Changing the order of the moves searched at the root is not going to have _any_ effect on the best move or score, except for the tree-grafting problem already mentioned. Bad ordering is the only way you can solve fine 70 faster than 26 plies, in fact. But I'd rather have perfect ordering even though it would mean a little slower solution for fine 70, because it would help overall significantly.
jwes
Posts: 778
Joined: Sat Jul 01, 2006 7:11 am

Re: alpha beta hashing and move ordering

Post by jwes »

bob wrote:
Gerd Isenberg wrote:
bob wrote:
adams161 wrote:Pulsar uses root ordering prior to every iteration of search. If on ply 1 the best move is move 20 then move 20 moves to spot 1. On ply 2 if the best move is now move 13 then move 13 moves to spot 1 and move 20 moves to spot 2. This means on interation 3, a 3 ply search it will search move 13 then move 20 then go in order. The benefit is better moves are played at the root. And if I reach ply 8 and have to abort before finishing, I will have played my best moves first and have scores on them.

Here is my question, as you fill your hash table moving through the moves at the root, alpha beta are the best moves so far.
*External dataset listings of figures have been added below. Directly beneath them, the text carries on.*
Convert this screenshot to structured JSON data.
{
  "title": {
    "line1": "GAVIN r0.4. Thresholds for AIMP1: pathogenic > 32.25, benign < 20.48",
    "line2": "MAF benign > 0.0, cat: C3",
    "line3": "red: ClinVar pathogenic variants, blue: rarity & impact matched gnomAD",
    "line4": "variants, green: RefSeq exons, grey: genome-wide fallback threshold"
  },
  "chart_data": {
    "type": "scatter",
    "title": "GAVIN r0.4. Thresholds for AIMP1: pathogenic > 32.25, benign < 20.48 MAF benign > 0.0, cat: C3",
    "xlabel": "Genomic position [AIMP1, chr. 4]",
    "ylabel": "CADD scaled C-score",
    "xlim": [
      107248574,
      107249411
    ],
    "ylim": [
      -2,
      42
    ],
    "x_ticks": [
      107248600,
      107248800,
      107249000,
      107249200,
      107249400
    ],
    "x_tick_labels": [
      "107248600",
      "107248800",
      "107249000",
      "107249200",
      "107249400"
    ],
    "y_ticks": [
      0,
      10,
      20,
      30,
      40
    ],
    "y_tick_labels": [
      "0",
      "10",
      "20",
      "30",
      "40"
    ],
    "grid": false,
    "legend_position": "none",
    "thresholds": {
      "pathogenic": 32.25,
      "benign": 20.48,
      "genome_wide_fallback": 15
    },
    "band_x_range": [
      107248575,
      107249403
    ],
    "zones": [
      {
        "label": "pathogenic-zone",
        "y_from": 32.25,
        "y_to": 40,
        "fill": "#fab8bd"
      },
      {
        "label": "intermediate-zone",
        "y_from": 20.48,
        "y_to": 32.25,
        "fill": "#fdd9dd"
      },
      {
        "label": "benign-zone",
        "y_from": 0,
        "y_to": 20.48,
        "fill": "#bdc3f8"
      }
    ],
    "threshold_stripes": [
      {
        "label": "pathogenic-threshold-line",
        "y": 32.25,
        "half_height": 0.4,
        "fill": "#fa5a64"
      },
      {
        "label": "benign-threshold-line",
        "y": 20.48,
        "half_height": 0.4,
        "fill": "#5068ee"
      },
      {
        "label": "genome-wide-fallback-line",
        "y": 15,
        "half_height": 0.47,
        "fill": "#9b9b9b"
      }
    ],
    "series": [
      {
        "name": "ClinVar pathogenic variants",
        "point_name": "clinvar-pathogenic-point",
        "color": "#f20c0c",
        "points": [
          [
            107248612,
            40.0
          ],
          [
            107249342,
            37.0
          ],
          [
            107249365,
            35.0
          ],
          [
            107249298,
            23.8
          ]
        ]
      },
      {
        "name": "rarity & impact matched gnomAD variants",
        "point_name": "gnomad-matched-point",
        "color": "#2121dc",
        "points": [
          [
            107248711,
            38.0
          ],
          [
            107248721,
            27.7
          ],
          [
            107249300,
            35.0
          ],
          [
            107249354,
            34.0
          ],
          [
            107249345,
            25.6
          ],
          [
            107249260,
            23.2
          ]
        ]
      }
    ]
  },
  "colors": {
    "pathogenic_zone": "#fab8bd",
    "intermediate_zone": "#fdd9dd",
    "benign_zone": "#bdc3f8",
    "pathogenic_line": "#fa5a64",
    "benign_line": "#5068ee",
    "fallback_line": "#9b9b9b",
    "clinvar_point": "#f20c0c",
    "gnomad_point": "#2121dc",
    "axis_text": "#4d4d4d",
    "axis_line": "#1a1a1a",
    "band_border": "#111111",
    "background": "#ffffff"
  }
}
If you have fully searched root moves 1 2 and 3 they can only be as good as those moves. Move 4 may be better. But if the root order changes does this effect hashing. True I don’t hash exact scores, only fail highs and lows, but it seems that using the same hash values from a previous iteration may effect things if you don’t search in the same order so you are not really at the same alpha beta points in the new search.

Mike
Doesn't affect a thing except the size of the tree. That's all move ordering changes can _ever_ do. Ordering can't affect which move is best, nor the score, nor anything else...

Order is immaterial to best move when you think about it... You only need to find the path from the root to the best possible terminal position. Doesn't matter how big or small the tree, except for time.
As pointed out by Warnock, T. and Wendroff, B. (1988). Search Tables in Computer Chess. ICCA Journal, Vol. 11, No. 1, pp. 10-13., Alpha-Beta with hashing is order dependent. Also in PVS a value returned from TT can cause a cutoff that is violated in a subsequent re-search.
That is correct. But in reality, how does this affect the best move or its score? yes, hashing lets us solve fine 70 in less than the required 26 plies, by tree-grafting. But how often does that occur. In general, order has no effect on alpha/beta, proven quite simply by knuth/moore, when "no effect" applies to score and best move, but not to tree size. Alpha/beta is certainly dependent on ordering to search the smallest possible tree. But you can search the tree in worst-first order and get the same move/score except for the hashing inconsistencies (caused by an implementation problem where we do not include path information, of course)

Changing the order of the moves searched at the root is not going to have _any_ effect on the best move or score, except for the tree-grafting problem already mentioned. Bad ordering is the only way you can solve fine 70 faster than 26 plies, in fact. But I'd rather have perfect ordering even though it would mean a little slower solution for fine 70, because it would help overall significantly.
Except for the minor case of two moves with the same evaluation. Different move ordering can cause different best moves but with the same score.